Tania Fiolleau, a former madam, says that prostitution is in itself dangerous and that the Supreme Court decision is wrong to think liberalizing prostitution will make the practice any safer

Tania Fiolleau, a former madam, says that prostitution is in itself dangerous and that the Supreme Court decision is wrong to think liberalizing prostitution will make the practice any safer

On Dec. 20, the Supreme Court of Canada handed down its decision in Canada v Bedford, the latest in a long string of arbitrary and outrageous judicial excesses over the past 30 years that not only struck down long-standing legislative restrictions on prostitution, but also demonstrated, once again, the Court’s inveterate contempt for genuine democracy and the rule of law.

Not so long ago, the great majority of Canadian judges were practitioners of judicial restraint. They upheld the separation of legislative and judicial powers – a fundamental principle of democracy that obligates judges to respect the exclusive legislative authority of elected representatives of the people.

In Bedford, the Supreme Court of Canada exercised no such restraint. Instead of upholding the prohibitions in the Criminal Code on bawdy-houses (s. 210), living on the avails of prostitution (s. 212), and communicating in public for the purposes of prostitution (s. 213), the Court struck down all three laws on the pretence that they violate the rights of prostitutes to “life, liberty and security of the person” in section 7 of the Canadian Charter of Rights and Freedoms.

This ruling has no basis in law or precedent. Prohibitions on bawdy-houses and living on the avails of prostitution date back to the beginning of the Criminal Code of Canada in 1892. There is nothing in the plain language or the legislative history of the Charter to suggest that members of Parliament and the provincial legislatures intended that the Charter would nullify existing laws on prostitution. Still less is there any reason to believe that these legislators understood that the Charter gave prostitutes the right to solicit for customers.

Practitioners of judicial restraint do their best to uphold and apply the laws as originally understood to changing social circumstances. In marked contrast, judicial activists take it upon themselves to treat the laws and the Constitution as so many living trees subject, as they see fit, to pruning, trimming and twisting out of all original appearance by arbitrary judicial decree.

These same judicial activists are disposed to disregard any authoritative precedent that stands in the way of their desire to update and change the law. Thus, in Bedford, the Supreme Court of Canada arbitrarily set aside its ruling in the Prostitution Reference, 1990. Asked in this latter case if the legal bans on bawdy-houses and soliciting for prostitution violate section 7 of the Charter, the response from the Court was clear and unambiguous: “No.”

As a statement of the law, that should have settled the issue. Respect for binding precedent is essential to the rule of law. In Woods Mfg. Co. Ltd. v. the King (1951), Chief Justice Rinfret explained: “Without this uniform and consistent adherence the administration of justice becomes disordered, the law becomes uncertain, and the confidence of the public in it undermined.”

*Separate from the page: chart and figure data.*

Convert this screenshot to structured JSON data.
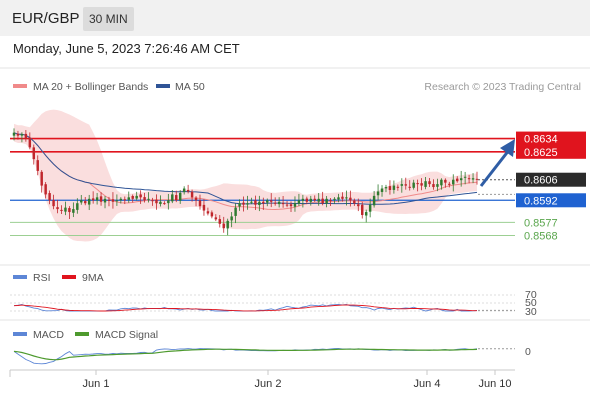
{
  "header": {
    "pair": "EUR/GBP",
    "timeframe": "30 MIN"
  },
  "datetime": "Monday, June 5, 2023 7:26:46 AM CET",
  "legend": {
    "ma": "MA 20 + Bollinger Bands",
    "ma50": "MA 50",
    "credit": "Research © 2023 Trading Central",
    "rsi": "RSI",
    "rsi_ma": "9MA",
    "macd": "MACD",
    "macd_signal": "MACD Signal"
  },
  "colors": {
    "up": "#2f7a2f",
    "down": "#c0262c",
    "red_level": "#e0141e",
    "blue_level": "#1f62d1",
    "green_level": "#5aa64d",
    "ma20": "#f08a8a",
    "ma50": "#2f5496",
    "band": "#f9d8d8",
    "arrow": "#2f5da5",
    "rsi": "#5d86d6",
    "macd": "#5d86d6",
    "macd_signal": "#4e9a2e"
  },
  "chart_data": [
    {
      "type": "candlestick",
      "ylim": [
        0.855,
        0.8648
      ],
      "x_ticks": [
        "Jun 1",
        "Jun 2",
        "Jun 4",
        "Jun 10"
      ],
      "levels": [
        {
          "value": "0.8634",
          "kind": "resistance",
          "color": "#e0141e"
        },
        {
          "value": "0.8625",
          "kind": "resistance",
          "color": "#e0141e"
        },
        {
          "value": "0.8606",
          "kind": "last",
          "color": "#222222"
        },
        {
          "value": "0.8592",
          "kind": "pivot",
          "color": "#1f62d1"
        },
        {
          "value": "0.8577",
          "kind": "support",
          "color": "#5aa64d"
        },
        {
          "value": "0.8568",
          "kind": "support",
          "color": "#5aa64d"
        }
      ],
      "close": [
        0.8638,
        0.8636,
        0.8637,
        0.8634,
        0.8628,
        0.862,
        0.8612,
        0.8602,
        0.8596,
        0.8592,
        0.8588,
        0.8586,
        0.8585,
        0.8587,
        0.8584,
        0.8586,
        0.859,
        0.8592,
        0.859,
        0.8593,
        0.8592,
        0.8594,
        0.8591,
        0.8593,
        0.8592,
        0.8591,
        0.8592,
        0.8593,
        0.8592,
        0.8594,
        0.8593,
        0.8595,
        0.8594,
        0.8592,
        0.8593,
        0.8592,
        0.859,
        0.8591,
        0.859,
        0.8592,
        0.8596,
        0.8592,
        0.8597,
        0.86,
        0.8598,
        0.8594,
        0.8592,
        0.8588,
        0.8585,
        0.8583,
        0.8581,
        0.8579,
        0.8576,
        0.8573,
        0.8578,
        0.8581,
        0.8587,
        0.859,
        0.8589,
        0.859,
        0.8591,
        0.8589,
        0.8591,
        0.859,
        0.8592,
        0.8591,
        0.859,
        0.8591,
        0.859,
        0.8589,
        0.8588,
        0.859,
        0.8592,
        0.8593,
        0.8591,
        0.8593,
        0.8592,
        0.8593,
        0.859,
        0.8593,
        0.8592,
        0.8593,
        0.8594,
        0.8593,
        0.8594,
        0.8592,
        0.859,
        0.8588,
        0.8582,
        0.8584,
        0.8589,
        0.8595,
        0.8598,
        0.86,
        0.8601,
        0.8599,
        0.8602,
        0.8601,
        0.8603,
        0.8602,
        0.8601,
        0.8604,
        0.8603,
        0.8602,
        0.8605,
        0.8603,
        0.8601,
        0.8603,
        0.8606,
        0.8604,
        0.8603,
        0.8606,
        0.8605,
        0.8607,
        0.8608,
        0.8607,
        0.8607,
        0.8606
      ],
      "series": [
        {
          "name": "MA 20 + Bollinger Bands",
          "color": "#f08a8a"
        },
        {
          "name": "MA 50",
          "color": "#2f5496"
        }
      ]
    },
    {
      "type": "line",
      "title": "RSI",
      "y_ticks": [
        "70",
        "50",
        "30"
      ],
      "series": [
        {
          "name": "RSI"
        },
        {
          "name": "9MA"
        }
      ]
    },
    {
      "type": "line",
      "title": "MACD",
      "y_ticks": [
        "0"
      ],
      "series": [
        {
          "name": "MACD"
        },
        {
          "name": "MACD Signal"
        }
      ]
    }
  ]
}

beverlymclachlinChief Justice Beverley McLachlin likewise acknowledged in her reasons for judgment in Bedford: “Certainty in the law requires that courts follow and apply authoritative precedents. Indeed, this is the foundational principle upon which the common law relies.” Precisely so. But what did she and her colleagues on the Court proceed to do in Bedford? Under a cover of legal chicanery, they unanimously flouted the Prostitution Reference; struck down three key provisions on prostitution in the Criminal Code; and gave Parliament one year to enact what the Court considers an acceptable new set of laws on prostitution.

That is typical of what now passes for democracy in Canada: unelected judicial activists on the Supreme Court of Canada arbitrarily strike down some laws, amend others, and presume to dictate policy guidelines to elected representatives of the people in the legislative branch of government. This high-handed judicial behaviour is just fine with the great majority of contemporary lawyers, law professors and judges in Canada: evidently, they relish the vastly increased powers, prestige and wealth that have been conferred on the legal profession by the judicial usurpation of legislative authority.

The Bedford ruling is all the worse for having been unanimous. It confirms beyond doubt that even all five judges who were appointed to the Supreme Court of Canada by the Harper Conservative government have no compunction about overturning established laws and defying the will of Parliament.

The question is: how long will the rest of us Canadians put up with this judicial abuse? When will Parliament finally invoke its undoubted authority under the Constitution to tame these rogue judges and reinstate the separation of powers?